Los polskiego Polimeksu w rękach włoskiego banku

Z nieoficjalnych informacji "Rzeczpospolitej" wynika, że upaść może Polimex. Największa polska firma budowlana nie może dogadać się z Pekao SA.

Los polskiego Polimeksu w rękach włoskiego banku
Źródło zdjęć: © PAP | Paweł Kula

02.06.2014 | aktual.: 02.06.2014 07:59

Według gazety kluczowy dla 5 tys. pracowników Polimeksu będzie nadchodzący tydzień. Dla firmy, która jako jedyna z wielkich zachowała polski kapitał, najważniejsze będą jednak decyzje podjęte przez szefów Banku Pekao.

To od nich zależy, czy zrestrukturyzuje część z ok. 860 mln zł długu. Na tyle opiewają kredyty w kilku bankach, ale to należący do włoskiego koncernu Unicredit Pekao jest najbardziej oporny w wyciągnięciu ręki do Polimeksu.

Jutro upływa termin porozumienia z wierzycielami. Firma zaproponowała zamianę części swojego długu na akcje. W grę wchodzą umowy z czterema bankami: PKO BP (340 mln zł). Pekao (210 mln zł), BOŚ (50 mln zł) oraz BZ WBK (40mln zł). Według gazety tylko Włosi się opierają i to przez nich firma może upaść.

Pekao już raz był blisko doprowadzenia do końca Polimeksu. Przed dwoma laty sytuację uratował jednak minister Skarbu Państwa. Bankructwo jedynej polskiej dużej firmy budowlanej może sprawić, że opóźnione zostaną kluczowe inwestycje energetyczne, takie jak rozbudowa elektrowni w Opolu czy Kozienicach. W tej ostatniej wartość kontraktu to aż 5,1 mld zł.

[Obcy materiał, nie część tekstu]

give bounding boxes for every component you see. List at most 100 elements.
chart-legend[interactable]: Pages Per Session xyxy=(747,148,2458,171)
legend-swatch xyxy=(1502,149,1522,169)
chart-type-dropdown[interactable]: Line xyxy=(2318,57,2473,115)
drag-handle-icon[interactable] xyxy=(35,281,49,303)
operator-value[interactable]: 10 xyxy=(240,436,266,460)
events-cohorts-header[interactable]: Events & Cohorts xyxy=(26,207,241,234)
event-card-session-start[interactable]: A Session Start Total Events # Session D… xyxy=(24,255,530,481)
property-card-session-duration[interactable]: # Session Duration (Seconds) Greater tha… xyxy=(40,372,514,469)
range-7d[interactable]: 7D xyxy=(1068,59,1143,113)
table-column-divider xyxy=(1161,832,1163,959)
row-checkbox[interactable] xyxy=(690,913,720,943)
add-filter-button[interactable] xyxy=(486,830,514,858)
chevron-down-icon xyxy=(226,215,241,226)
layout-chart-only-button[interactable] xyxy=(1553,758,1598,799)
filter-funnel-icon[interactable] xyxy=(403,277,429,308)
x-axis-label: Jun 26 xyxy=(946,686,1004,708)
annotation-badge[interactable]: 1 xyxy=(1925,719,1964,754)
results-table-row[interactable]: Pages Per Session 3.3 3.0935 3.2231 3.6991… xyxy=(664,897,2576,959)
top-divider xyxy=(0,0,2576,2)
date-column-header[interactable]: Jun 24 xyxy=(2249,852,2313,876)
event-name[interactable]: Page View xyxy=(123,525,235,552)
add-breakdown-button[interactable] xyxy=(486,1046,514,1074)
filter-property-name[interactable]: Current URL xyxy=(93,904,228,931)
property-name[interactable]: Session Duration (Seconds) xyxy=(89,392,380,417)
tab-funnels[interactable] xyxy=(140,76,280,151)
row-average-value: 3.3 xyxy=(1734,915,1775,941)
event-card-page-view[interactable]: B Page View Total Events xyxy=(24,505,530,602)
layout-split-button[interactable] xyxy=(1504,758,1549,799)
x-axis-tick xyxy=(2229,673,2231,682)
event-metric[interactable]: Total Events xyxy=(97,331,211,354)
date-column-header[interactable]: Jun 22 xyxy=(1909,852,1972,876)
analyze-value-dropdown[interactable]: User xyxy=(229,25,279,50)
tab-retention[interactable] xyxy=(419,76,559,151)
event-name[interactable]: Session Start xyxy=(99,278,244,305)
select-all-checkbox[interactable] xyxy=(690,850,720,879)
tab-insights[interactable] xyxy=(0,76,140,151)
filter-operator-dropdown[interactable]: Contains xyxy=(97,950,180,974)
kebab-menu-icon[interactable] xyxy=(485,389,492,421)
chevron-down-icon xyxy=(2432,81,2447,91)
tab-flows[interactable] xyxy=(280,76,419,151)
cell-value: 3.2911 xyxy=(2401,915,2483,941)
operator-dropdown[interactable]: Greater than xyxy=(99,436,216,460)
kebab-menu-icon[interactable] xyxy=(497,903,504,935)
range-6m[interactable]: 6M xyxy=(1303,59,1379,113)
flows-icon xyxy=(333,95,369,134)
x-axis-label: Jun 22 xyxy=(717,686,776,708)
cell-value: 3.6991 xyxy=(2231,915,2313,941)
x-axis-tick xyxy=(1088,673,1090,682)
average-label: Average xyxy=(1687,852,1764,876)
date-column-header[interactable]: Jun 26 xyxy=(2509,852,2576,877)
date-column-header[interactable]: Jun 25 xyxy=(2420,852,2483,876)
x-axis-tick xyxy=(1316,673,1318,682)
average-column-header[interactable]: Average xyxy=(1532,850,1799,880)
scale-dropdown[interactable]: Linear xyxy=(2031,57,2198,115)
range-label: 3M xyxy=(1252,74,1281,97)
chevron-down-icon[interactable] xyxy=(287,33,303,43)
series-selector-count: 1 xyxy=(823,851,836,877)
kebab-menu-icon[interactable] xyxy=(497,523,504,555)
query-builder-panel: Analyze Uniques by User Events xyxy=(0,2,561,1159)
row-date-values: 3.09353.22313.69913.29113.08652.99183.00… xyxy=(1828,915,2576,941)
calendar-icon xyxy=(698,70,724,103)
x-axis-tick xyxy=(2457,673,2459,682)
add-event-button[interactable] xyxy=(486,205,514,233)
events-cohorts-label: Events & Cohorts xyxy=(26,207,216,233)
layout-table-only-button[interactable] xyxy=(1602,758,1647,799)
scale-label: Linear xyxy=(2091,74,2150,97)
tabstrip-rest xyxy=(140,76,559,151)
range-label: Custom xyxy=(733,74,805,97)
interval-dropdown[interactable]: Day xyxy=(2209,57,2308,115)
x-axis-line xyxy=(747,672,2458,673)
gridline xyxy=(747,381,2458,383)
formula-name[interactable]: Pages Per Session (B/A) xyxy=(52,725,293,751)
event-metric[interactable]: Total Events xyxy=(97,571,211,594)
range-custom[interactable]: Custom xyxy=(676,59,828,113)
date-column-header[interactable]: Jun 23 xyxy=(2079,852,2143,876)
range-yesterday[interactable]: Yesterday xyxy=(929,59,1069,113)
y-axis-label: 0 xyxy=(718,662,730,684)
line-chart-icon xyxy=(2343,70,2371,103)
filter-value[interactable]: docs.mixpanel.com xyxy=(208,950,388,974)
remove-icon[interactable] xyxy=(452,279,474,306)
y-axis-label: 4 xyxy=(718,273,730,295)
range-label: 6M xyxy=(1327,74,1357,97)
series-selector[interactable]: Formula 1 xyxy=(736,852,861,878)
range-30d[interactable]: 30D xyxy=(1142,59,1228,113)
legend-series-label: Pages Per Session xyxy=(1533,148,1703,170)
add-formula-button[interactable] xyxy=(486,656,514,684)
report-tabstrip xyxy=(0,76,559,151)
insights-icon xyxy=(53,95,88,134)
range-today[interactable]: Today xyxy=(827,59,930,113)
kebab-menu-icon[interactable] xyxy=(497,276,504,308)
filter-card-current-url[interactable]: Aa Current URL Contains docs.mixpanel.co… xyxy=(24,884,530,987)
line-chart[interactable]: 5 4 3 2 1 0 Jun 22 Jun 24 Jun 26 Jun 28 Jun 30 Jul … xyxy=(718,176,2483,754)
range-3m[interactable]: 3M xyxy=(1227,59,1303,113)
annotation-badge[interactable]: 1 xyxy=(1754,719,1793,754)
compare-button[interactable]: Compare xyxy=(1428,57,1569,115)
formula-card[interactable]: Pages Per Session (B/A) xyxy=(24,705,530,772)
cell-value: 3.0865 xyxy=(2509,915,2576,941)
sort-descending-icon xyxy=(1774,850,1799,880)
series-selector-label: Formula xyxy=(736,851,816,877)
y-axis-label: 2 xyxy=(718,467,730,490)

Pekao znany jest ze swojego twardego podejścia do dłużników. Najgłośniejsza sprawa dotyczyła firmy Malma. Producent makaronów popadł w chwilowe problemy finansowe, ale nie podniósł się z nich, bo Włosi zażądali natychmiastowej spłaty całego kredytu (więcej na ten temat przeczytasz tutaj)
. Pekao nie potrafił pomóc także słynnej polskiej marce Tonsil, która między innymi poprzez kłopoty z włoskim bankiem zakończyła działalność dziesięć lat temu.

Pekao przez brak porozumienia z akcjonariuszami doprowadził też do upadku Krośnieńskich Hut Szkła. Co ciekawe, firma z Podkarpacia, choć ma syndyka masy upadłościowej, to nadal działa, zatrudnia ponad 2 tys. osób, a razem ze spółkami zależnymi blisko 3 tys. To więcej niż przed upadłością, a cały czas jeszcze szuka chętnych do pracy. Krosno inwestuje w sprzęt oraz dynamicznie się rozwija, zwiększając liczbę krajów, do których wysyła swoje produkty.

Bezduszne podejście bankowców - jak widać - nie zawsze ma sens.